1. Load both profiles
2. Generate the comparison output with the contrast table
3. Note whether the profiles are distinct or redundant
4. Offer to merge or rename if they overlap heavily
Creating a sub-variant:
User: "Make a LinkedIn version of my blog voice"
1. Confirm the parent profile exists
2. Ask for platform-specific samples (optional but recommended)
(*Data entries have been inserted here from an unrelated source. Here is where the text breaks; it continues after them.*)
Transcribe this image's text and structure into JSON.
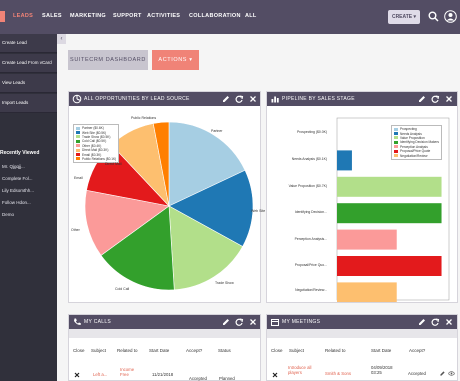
{
  "nav": {
    "items": [
      "LEADS",
      "SALES",
      "MARKETING",
      "SUPPORT",
      "ACTIVITIES",
      "COLLABORATION",
      "ALL"
    ],
    "active": "LEADS",
    "create_label": "CREATE ▾"
  },
  "sidebar": {
    "actions": [
      "Create Lead",
      "Create Lead From vCard",
      "View Leads",
      "Import Leads"
    ],
    "recently_viewed_title": "Recently Viewed",
    "recent_items": [
      "Mr. Qjgqjj...",
      "Complete Fol...",
      "Lily Edsomthh...",
      "Follow Hdon...",
      "Demo"
    ]
  },
  "tabs": {
    "dashboard": "SUITECRM DASHBOARD",
    "actions": "ACTIONS ▾"
  },
  "dashlets": {
    "opportunities": {
      "title": "ALL OPPORTUNITIES BY LEAD SOURCE"
    },
    "pipeline": {
      "title": "PIPELINE BY SALES STAGE"
    },
    "calls": {
      "title": "MY CALLS",
      "columns": [
        "Close",
        "Subject",
        "Related to",
        "Start Date",
        "Accept?",
        "Status"
      ],
      "rows": [
        {
          "subject": "Left a...",
          "related": "Income Free",
          "date": "11/21/2018",
          "accept": "Accepted",
          "status": "Planned"
        }
      ]
    },
    "meetings": {
      "title": "MY MEETINGS",
      "columns": [
        "Close",
        "Subject",
        "Related to",
        "Start Date",
        "Accept?"
      ],
      "rows": [
        {
          "subject": "Introduce all players",
          "related": "Smith & Sons",
          "date": "04/09/2018 03:25",
          "accept": "Accepted"
        }
      ]
    }
  },
  "chart_data": [
    {
      "type": "pie",
      "title": "ALL OPPORTUNITIES BY LEAD SOURCE",
      "legend_position": "top-left",
      "slices": [
        {
          "name": "Partner",
          "value": 18,
          "color": "#a6cee3"
        },
        {
          "name": "Web Site",
          "value": 15,
          "color": "#1f78b4"
        },
        {
          "name": "Trade Show",
          "value": 16,
          "color": "#b2df8a"
        },
        {
          "name": "Cold Call",
          "value": 16,
          "color": "#33a02c"
        },
        {
          "name": "Other",
          "value": 13,
          "color": "#fb9a99"
        },
        {
          "name": "Email",
          "value": 10,
          "color": "#e31a1c"
        },
        {
          "name": "Direct Mail",
          "value": 9,
          "color": "#fdbf6f"
        },
        {
          "name": "Public Relations",
          "value": 3,
          "color": "#ff7f00"
        }
      ],
      "legend": [
        "Partner ($0.6K)",
        "Web Site ($0.5K)",
        "Trade Show ($0.5K)",
        "Cold Call ($0.5K)",
        "Other ($0.4K)",
        "Direct Mail ($0.3K)",
        "Email ($0.3K)",
        "Public Relations ($0.1K)"
      ],
      "labels": [
        "Public Relations",
        "Partner",
        "Web Site",
        "Trade Show",
        "Cold Call",
        "Other",
        "Email",
        "Direct Mail"
      ]
    },
    {
      "type": "bar",
      "orientation": "horizontal",
      "title": "PIPELINE BY SALES STAGE",
      "legend_position": "top-right",
      "categories": [
        "Prospecting ($0.0K)",
        "Needs Analysis ($0.1K)",
        "Value Proposition ($0.7K)",
        "Identifying Decision...",
        "Perception Analysis...",
        "Proposal/Price Quo...",
        "Negotiation/Review..."
      ],
      "values": [
        0.0,
        0.1,
        0.7,
        0.7,
        0.4,
        0.7,
        0.4
      ],
      "colors": [
        "#a6cee3",
        "#1f78b4",
        "#b2df8a",
        "#33a02c",
        "#fb9a99",
        "#e31a1c",
        "#fdbf6f"
      ],
      "legend": [
        "Prospecting",
        "Needs Analysis",
        "Value Proposition",
        "Identifying Decision Makers",
        "Perception Analysis",
        "Proposal/Price Quote",
        "Negotiation/Review"
      ],
      "xlim": [
        0,
        0.75
      ]
    }
  ]
}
3. Generate the sub-variant file with overrides
4. Show the deltas-only Quick Reference
5. Ask for confirmation before saving
Drift check:
User: "Is my blog profile still accurate?" / Submits new samples for an existing profile
1. Load the saved profile and the new samples
2. Run dimension-by-dimension comparison
3. Present the drift report
4. Offer to refresh the profile if drift is Mild or Significant
This skill directs the assistant to read writing samples the user points to and to read/write voice profile files in a local profiles/ directory in the user's working directory. It does not instruct the assistant to use email tools, browser automation, web search, or any third-party API. The skill itself ships no executable code, runs no background processes, makes no network calls of its own, and has no telemetry.
Data scope and consent rules
profiles/[name].md and profiles/[name].[platform].md) are written to the user's working directory. No writes outside that directory.profiles/ directory. They are not transmitted, embedded in URLs, posted to external services, or sent anywhere outside the user's machine.Intended use and refusal scope
This skill is for users who draft with AI and want output that matches their own established writing voice — a personal-style adapter, not a detector-evasion tool.